In 2016, Chandini was “bitten by the sourdough bug” after tasting a good loaf on her travels. She attended a workshop by Bengaluru-based expert Samriddhi Nayak, who now lives in Germany. She taught her the science and precision of sourdough. Over the years, the duo has attended numerous masterclasses and courses, including one by Vanessa Kimbell in the UK, where they learned about gut health and adding botanicals to their dough. Next month, they are heading to Sicily next month to study sourdough fermentation under Sara Owens at the Anna Tasca Lanza cooking school.
Sourdough, says Chandini, requires focus at every stage. “You build a connection with the bread. To date, sometimes we are on the phone and miss the alarm, and we’ll have a fiasco in the kitchen. Someone switches off the AC, and the resting sourdough will sulk. Sourdough doesn’t like change—it easily reacts to change in season and humidity,” explains Chandini, adding that sourdough is also ingredient sensitive. “Add cinnamon, and bake time slows down. Every bake needs a special calculation. There is so much excitement every time a loaf comes out. When we have to send out a batch, I tell my husband not to inform our friends until they are baked. The moment of truth is only when it comes out of the oven,” she smiles.
Though a constant learner and student, Chandini has also conducted masterclasses online during the COVID-19 enforced lockdown. “One of the sessions was flatbreads of the world where we made sourdough pizza base, pita and pumpkin-shaped bread,” says Chandini. She also conducted a session for the patisserie La Folie. In recent years, the mother-daughter duo has also tilled a plot of land in Alibaug to grow tomatoes, cabbages, cauliflowers, broccoli and vegetables. Next week, they’ll be at the farm to harvest rice.
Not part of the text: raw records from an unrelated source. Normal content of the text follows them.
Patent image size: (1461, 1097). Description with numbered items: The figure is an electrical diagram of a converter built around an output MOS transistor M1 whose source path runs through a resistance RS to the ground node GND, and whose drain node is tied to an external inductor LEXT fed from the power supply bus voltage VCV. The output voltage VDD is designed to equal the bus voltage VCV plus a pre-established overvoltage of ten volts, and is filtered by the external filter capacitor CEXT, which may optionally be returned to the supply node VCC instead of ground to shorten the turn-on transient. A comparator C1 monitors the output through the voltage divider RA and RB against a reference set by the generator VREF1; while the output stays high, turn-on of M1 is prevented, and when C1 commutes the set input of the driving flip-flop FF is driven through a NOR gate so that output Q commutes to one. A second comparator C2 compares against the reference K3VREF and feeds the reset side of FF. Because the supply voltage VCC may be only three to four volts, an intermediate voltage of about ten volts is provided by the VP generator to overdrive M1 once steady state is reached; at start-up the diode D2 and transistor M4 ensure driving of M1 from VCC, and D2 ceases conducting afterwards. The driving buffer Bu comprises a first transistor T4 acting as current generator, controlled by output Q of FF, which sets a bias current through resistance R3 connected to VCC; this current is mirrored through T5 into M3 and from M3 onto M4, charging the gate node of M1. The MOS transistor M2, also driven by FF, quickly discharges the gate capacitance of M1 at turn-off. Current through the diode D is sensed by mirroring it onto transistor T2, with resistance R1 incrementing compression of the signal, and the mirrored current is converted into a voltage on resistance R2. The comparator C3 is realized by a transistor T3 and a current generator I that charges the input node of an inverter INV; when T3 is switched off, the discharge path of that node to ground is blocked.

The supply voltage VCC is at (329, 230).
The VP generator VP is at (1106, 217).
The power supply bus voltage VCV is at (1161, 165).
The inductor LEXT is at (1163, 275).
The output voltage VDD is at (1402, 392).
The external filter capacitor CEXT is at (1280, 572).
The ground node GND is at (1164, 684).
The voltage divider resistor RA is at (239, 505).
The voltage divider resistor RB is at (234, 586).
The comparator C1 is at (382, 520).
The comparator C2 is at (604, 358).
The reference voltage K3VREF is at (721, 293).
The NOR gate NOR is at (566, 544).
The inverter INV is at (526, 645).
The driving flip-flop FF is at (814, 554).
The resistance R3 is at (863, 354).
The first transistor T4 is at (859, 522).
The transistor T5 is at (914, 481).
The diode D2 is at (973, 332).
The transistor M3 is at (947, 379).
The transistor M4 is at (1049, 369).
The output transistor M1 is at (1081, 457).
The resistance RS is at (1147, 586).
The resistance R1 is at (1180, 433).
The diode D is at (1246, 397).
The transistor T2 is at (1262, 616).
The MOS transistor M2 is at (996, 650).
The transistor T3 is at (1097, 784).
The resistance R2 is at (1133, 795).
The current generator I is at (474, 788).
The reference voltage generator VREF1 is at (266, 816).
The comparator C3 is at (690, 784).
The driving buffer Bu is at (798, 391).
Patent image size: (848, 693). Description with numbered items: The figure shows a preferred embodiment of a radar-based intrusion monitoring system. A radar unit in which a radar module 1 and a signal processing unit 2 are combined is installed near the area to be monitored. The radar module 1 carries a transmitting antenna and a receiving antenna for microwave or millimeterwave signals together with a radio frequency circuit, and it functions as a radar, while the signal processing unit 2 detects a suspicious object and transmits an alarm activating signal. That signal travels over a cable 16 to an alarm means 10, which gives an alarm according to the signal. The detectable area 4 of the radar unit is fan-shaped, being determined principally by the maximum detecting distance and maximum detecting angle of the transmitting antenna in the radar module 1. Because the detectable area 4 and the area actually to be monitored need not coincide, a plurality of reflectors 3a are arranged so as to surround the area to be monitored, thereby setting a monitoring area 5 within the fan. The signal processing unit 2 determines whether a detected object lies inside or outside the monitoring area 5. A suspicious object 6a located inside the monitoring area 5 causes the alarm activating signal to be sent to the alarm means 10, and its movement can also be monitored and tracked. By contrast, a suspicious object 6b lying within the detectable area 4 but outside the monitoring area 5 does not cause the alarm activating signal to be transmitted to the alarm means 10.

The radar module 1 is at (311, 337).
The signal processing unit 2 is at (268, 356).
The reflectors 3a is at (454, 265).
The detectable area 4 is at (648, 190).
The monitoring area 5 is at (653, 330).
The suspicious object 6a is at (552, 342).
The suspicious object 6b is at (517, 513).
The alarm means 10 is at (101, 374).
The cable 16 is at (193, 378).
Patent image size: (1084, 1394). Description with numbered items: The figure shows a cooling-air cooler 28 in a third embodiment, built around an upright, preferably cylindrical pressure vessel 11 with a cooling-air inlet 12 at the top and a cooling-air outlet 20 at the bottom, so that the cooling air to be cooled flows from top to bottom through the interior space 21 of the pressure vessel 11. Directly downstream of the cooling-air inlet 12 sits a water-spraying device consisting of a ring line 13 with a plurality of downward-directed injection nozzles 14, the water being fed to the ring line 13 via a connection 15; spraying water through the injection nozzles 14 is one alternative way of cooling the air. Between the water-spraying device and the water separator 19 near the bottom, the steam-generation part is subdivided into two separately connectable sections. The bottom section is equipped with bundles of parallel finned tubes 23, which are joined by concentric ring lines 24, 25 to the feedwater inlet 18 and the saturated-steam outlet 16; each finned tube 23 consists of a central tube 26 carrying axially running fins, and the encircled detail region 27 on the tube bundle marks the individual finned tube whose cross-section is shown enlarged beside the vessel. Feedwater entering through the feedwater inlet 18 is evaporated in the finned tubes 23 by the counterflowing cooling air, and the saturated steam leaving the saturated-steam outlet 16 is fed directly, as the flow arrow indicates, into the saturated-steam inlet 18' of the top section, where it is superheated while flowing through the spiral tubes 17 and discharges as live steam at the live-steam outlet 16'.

As we take a seat at the dining table, we are spoilt for choice: Walnut and chocolate bread, cheese and jalapeno, olive and 100 per cent wheat bread, and even a quilt of focaccia with rosemary and baby tomatoes. Chandini runs a serrated knife through them with utmost care. We dunk the bread into balsamic vinegar, nibble on cheddar cheese and olives, and even pair slices with a batch of kumquats Chandni has pickled. The breads wear a crusty coat and a snug softness inside. There’s pin-drop silence as everyone chews, immersed. “What did we have for breakfast,” Chandini asks Prarthana, breaking the silence.
“Sourdough,” her daughter replies with a smile.